Getting a legendary weapon is a long, and often tedious process. It involves a ton of grind over hundreds of hours of gameplay, from farming champion bags to endlessly repeating easy dungeon paths to bookmarking Ancient Wood and Orichalcum maps on the Internet so you can sweep through a zone and get the best mats in the least amount of time process. It’s a mind-numbing bore that will leave you burned out on Guild Wars 2 and hating life more than a centaur hates humans.
I hate to sound like a self-help infomercial but “It doesn’t have to be that way!” I’ve got one legendary and another on the way – you’ll never guess what I need! – and I’m not yet soured on the game. Sure, I play a little bit less than I used to, but I don’t have “not that again” syndrome: “Not another CoF run!” “Not more zerging!”
This isn’t to criticize any particular style of play. If you can handle, or even like, doing the same thing over and over for hours on end to get loot, hey, more power to you. I’m just challenging the notion that this is the way things have to be if you’re looking to pick up a legendary. I’ll often see people in chat or on social media saying, “I really hate doing X, but I’ll do it because of the loot.”Maybe you should try, you know, not doing things you hate? It’s a pretty good rule to live by in gaming, and in life. And you can get a precursor without hating the process.
The basic premise
This isn’t a get-gold-quick scheme. In fact, it’s very much the opposite; you’ll probably advance a fair deal more slowly than if you were mindlessly grinding to get loot. But that’s kind of the point. You have to be willing to trade some efficiency for less damage to your sanity.In other words, think of this as less instructional and more motivational.
I got my first legendary after about 1,000 hours of gameplay. At ~1,500, I’m just about ready for my second, and have progressed a good ways on my third. Yes, that’s a lot of hours. I’m not a noon-til-night kind of player, but I was averaging around 100+ hours a month (according to Raptr) initially. You’ll still have to play a lot, but the idea is to avoid repeating the same content over and over in a short period of time. There’s no hurry, so spread it out some.

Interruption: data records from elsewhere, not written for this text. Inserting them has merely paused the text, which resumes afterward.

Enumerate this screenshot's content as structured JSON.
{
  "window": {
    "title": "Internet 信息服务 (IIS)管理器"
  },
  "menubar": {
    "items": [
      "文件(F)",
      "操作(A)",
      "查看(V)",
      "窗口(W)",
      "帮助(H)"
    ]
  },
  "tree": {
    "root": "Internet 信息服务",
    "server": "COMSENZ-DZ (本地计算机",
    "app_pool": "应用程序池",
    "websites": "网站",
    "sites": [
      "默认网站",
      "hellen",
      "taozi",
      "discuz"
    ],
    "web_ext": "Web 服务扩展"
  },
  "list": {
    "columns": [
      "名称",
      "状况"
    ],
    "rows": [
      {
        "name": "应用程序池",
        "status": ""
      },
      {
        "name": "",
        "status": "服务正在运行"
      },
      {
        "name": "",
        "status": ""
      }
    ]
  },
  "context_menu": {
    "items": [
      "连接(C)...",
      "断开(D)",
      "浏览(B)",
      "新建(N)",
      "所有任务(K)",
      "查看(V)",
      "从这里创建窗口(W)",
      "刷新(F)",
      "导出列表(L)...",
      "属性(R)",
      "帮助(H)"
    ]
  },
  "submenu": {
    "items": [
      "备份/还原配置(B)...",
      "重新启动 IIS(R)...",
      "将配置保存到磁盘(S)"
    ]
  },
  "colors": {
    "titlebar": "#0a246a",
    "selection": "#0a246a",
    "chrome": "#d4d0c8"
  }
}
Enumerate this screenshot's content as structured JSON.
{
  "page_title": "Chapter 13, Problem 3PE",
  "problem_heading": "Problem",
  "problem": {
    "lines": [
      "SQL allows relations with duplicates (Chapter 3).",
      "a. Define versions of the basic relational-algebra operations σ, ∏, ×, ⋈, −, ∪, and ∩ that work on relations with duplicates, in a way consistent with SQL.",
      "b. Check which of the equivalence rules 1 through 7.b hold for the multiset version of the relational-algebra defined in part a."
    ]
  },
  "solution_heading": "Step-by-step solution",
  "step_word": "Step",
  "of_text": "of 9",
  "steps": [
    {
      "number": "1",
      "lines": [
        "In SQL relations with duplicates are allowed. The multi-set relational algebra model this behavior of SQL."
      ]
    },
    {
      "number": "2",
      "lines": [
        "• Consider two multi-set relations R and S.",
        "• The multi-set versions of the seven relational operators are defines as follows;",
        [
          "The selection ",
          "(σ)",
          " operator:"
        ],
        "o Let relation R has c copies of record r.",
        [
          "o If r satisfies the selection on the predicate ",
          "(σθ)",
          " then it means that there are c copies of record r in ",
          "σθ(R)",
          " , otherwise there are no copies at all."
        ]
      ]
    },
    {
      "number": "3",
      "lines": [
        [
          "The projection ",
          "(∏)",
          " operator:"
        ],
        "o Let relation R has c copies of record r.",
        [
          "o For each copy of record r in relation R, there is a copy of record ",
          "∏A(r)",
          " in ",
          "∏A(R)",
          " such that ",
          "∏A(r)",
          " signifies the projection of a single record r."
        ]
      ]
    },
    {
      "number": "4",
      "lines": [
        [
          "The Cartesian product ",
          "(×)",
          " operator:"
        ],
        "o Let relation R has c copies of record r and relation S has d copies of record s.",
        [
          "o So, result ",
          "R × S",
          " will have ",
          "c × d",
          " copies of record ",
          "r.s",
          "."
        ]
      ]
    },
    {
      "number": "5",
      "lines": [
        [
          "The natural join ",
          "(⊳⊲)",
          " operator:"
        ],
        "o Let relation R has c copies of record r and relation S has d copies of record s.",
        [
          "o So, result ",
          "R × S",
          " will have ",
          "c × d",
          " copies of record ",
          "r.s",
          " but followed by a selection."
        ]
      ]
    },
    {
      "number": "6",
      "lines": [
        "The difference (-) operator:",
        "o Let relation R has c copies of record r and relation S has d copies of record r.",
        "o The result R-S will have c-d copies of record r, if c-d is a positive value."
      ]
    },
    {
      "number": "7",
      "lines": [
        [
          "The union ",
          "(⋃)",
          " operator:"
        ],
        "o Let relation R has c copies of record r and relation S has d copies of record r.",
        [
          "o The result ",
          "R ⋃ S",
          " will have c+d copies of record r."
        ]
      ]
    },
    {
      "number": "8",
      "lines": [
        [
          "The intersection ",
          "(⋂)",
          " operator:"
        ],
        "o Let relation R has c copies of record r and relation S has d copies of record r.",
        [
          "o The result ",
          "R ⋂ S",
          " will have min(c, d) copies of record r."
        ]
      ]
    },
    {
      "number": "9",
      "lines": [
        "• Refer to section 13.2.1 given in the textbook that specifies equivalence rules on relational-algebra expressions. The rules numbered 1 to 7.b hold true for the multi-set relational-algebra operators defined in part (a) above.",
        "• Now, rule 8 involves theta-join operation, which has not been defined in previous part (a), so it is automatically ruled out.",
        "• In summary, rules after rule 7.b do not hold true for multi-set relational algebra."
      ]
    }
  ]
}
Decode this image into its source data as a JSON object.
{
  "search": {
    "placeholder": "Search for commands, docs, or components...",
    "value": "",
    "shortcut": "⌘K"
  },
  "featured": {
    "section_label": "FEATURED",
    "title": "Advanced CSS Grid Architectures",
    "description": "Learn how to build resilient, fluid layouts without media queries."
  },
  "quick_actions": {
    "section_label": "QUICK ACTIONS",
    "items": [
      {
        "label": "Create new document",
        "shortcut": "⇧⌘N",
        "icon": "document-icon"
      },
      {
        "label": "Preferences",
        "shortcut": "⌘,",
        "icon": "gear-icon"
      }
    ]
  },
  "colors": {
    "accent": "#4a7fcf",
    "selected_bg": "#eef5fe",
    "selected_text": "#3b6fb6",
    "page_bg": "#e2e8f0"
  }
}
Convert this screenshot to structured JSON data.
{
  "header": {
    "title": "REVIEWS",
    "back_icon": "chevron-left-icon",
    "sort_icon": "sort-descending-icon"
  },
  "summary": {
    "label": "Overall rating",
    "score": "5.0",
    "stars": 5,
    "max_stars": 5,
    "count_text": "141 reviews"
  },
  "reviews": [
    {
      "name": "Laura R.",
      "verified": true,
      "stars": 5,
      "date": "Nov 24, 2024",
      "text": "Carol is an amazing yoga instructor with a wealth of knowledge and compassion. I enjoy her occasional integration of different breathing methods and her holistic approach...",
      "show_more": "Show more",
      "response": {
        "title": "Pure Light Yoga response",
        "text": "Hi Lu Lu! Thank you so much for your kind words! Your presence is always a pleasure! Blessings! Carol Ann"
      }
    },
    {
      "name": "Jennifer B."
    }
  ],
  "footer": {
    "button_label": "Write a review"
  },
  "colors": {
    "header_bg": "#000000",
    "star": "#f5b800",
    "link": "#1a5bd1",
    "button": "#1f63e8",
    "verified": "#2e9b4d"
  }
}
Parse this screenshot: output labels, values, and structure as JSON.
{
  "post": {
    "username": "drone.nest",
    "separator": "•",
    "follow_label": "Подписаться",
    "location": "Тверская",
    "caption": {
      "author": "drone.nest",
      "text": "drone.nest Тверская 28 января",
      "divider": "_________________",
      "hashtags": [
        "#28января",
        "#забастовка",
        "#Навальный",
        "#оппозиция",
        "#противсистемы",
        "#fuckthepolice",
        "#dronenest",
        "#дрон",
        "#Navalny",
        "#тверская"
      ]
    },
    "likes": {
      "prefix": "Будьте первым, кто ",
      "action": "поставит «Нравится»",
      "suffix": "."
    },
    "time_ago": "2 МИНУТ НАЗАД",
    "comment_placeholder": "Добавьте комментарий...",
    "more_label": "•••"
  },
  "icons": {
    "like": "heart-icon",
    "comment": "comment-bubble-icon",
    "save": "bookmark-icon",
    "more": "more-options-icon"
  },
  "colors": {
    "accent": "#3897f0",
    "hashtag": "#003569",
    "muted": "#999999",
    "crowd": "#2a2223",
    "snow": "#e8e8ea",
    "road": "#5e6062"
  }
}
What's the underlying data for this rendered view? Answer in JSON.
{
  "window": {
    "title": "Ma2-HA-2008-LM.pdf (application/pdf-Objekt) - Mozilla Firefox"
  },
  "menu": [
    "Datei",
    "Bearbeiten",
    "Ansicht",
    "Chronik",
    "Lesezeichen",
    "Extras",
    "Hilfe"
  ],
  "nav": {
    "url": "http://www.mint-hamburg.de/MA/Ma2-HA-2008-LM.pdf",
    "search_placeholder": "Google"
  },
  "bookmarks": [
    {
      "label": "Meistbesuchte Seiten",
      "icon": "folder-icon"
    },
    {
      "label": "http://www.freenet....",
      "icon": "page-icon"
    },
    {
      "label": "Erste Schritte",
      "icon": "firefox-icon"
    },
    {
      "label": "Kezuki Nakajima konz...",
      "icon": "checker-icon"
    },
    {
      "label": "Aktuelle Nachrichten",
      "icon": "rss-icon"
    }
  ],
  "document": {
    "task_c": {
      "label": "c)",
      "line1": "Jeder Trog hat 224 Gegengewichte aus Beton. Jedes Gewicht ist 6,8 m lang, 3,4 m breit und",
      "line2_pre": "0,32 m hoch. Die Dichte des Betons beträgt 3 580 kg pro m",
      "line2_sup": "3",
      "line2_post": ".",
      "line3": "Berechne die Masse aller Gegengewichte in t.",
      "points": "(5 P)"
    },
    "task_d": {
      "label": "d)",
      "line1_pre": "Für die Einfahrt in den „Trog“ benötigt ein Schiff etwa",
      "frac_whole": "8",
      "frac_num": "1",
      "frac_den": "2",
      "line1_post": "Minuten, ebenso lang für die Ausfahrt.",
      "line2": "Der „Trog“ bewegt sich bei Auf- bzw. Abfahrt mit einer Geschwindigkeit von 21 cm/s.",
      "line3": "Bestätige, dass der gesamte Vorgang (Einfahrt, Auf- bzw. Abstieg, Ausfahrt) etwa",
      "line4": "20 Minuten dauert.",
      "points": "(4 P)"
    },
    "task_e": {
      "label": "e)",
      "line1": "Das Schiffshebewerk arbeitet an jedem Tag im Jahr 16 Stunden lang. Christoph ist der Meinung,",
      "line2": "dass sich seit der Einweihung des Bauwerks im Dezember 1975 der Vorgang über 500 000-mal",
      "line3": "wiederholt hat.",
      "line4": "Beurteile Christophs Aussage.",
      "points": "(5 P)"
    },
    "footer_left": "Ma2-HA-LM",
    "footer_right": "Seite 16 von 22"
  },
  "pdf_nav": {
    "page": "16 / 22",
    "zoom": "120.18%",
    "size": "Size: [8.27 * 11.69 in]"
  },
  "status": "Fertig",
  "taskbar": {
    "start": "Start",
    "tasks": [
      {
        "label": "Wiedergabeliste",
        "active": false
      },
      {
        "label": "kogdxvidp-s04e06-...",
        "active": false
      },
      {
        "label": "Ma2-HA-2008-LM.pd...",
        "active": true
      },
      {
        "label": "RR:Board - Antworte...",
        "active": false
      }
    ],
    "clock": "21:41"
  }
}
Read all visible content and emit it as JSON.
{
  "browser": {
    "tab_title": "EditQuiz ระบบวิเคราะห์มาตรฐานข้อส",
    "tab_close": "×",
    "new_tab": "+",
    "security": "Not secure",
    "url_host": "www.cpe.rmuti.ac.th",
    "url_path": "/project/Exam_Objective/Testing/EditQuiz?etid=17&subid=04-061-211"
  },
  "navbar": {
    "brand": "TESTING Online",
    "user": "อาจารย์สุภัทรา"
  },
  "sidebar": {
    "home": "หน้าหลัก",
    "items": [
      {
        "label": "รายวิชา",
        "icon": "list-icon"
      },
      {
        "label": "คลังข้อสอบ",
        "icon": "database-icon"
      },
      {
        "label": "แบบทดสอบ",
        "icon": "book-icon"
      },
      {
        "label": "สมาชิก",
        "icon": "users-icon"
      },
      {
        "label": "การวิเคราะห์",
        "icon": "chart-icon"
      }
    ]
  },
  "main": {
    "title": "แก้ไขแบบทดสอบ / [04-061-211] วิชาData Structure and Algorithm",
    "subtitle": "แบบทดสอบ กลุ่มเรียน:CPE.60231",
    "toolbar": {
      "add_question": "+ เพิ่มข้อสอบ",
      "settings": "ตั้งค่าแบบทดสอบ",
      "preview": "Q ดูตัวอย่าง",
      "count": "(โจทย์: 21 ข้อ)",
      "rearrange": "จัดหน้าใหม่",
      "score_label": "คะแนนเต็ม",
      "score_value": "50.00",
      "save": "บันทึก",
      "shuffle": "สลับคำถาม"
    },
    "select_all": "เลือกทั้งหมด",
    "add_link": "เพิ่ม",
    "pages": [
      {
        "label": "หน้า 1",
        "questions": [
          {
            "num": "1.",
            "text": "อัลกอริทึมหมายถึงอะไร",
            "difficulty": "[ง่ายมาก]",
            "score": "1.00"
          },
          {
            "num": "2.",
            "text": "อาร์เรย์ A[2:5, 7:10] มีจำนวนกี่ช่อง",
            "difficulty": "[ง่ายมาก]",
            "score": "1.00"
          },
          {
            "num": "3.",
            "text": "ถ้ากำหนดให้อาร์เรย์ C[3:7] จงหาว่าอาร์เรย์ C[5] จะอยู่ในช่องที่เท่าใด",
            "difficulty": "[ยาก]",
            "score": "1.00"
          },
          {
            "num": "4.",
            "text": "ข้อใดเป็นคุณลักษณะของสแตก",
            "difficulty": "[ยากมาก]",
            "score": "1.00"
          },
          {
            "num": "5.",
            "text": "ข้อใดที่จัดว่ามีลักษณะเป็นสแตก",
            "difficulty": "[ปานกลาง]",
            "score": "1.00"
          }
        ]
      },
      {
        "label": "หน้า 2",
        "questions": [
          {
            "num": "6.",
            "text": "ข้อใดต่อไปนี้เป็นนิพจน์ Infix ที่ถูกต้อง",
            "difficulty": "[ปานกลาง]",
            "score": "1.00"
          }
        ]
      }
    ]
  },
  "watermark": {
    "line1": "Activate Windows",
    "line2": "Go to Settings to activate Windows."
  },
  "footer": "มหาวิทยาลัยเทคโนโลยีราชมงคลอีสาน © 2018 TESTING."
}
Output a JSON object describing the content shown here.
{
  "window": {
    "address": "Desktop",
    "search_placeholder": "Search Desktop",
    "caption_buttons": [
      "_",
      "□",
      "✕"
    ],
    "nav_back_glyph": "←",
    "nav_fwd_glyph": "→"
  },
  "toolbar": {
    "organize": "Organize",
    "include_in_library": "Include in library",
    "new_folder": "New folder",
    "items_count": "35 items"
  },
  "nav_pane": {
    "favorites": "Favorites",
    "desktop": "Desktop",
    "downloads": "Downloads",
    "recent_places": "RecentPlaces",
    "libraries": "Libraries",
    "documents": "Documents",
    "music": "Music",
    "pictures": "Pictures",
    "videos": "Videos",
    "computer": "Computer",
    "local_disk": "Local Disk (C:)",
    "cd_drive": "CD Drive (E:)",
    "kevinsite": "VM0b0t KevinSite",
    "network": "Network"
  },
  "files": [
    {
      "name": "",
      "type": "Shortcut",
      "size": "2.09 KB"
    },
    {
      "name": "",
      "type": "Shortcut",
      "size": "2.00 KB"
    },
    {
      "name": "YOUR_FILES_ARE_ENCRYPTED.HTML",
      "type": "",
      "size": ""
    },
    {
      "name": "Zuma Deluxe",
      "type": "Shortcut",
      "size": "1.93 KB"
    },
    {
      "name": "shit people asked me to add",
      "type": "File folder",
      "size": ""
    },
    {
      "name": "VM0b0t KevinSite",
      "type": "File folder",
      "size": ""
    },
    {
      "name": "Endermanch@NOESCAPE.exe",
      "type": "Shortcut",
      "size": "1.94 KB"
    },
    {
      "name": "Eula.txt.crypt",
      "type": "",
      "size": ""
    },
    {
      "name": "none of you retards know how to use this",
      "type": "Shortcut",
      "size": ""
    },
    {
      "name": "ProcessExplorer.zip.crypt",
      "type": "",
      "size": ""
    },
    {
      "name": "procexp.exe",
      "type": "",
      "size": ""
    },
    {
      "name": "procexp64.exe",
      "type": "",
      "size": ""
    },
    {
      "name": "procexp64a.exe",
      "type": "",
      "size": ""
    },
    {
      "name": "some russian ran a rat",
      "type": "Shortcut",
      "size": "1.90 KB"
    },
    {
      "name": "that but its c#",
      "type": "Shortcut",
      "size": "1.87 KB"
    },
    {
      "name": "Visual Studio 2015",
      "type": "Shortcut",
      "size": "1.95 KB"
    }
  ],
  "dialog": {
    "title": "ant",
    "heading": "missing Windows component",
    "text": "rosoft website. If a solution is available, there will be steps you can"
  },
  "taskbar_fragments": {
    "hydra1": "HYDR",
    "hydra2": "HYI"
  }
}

Throughout all that time, I wouldn’t say I ever spent much more than two hours at a time “grinding” anything, and sessions of even that length were rare. I farmed skelks in Southsun for Vials of Powerful Blood for about an hour (two or three times), once ran CoF path one three times in a row, have made only two or three continuous circuits of the Frostgorge champion train, only once did two Scarlet invasions in a row… you get the idea. When I get tired of playing, I stop playing. I don’t keep going just because I feel I need to in order to acquire loot.
The thing to take away is that a legendary requires so many different things that you’re almost guaranteed to trip over what you need just by playing the game in a balanced fashion. Some acquisition methods are more efficient than others, but nearly everything has the chance to get you something you need, from gold to Ectoplasm to skill points to crafting mats. Don’t wear yourself out focusing on a specific task; it’ll just hurt you in the long run.
Scrooge or splurge?
The best advice I can give you: learn to save. Save like you’re feeding your 401(k). You’re going to need hundreds of gold, a million karma, and lots of skill points to get a legendary. You’ll have to spend some along the way, obviously, but you’ll be best served by passing on high-priced luxury purchases, like T3 racial armor or expensive weapon skins. There are plenty of great things you can get for a lot less than top dollar (or gold), and they don’t affect your gameplay in the slightest.
At least, that was the case, before ascended items came along. But you know what? I still don’t have any. And I don’t feel like I need them. A level 80 ascended weapon does 5% more damage than an exotic (which itself does 13% more than a rare). The same ratios exists when comparing ascended armor to exotics. And the materials you require to make both will cost you a ton. A few months ago, I estimated the cost required to make a full set of medium exotic armor at around 60 gw2 gold per piece, or 360 gold total. I’d rather craft those bits as I acquire the mats and sell them to other people who absolutely must have the best gear at all times.
Guild Wars 2 isn’t the kind of game where you have to have best-in-slot all the time or be a second-hand citizen. I have splurged to get mostly all ascended jewelry on the characters I play the most, since they typically only cost laurels, though you might even try to get by without those, since you can exchange a laurel for a bag of three T6 rare crafting materials.
Basically, take heed of the opportunity cost of anything you plan to spend on, whether you’re spending gold, karma, laurels, or whatever. Is what you’ll get from it really worth what you’ll spend? For me, a 5% increase in damage isn’t worth 60 gold (not to mention the cost in karma), no more than a cool-looking T3 outfit is worth the 119 gold it costs. If you get an expensive exotic or skin to drop, consider selling it. Your mileage may vary, of course, but if your goal is a legendary, some sacrifices will have to be made.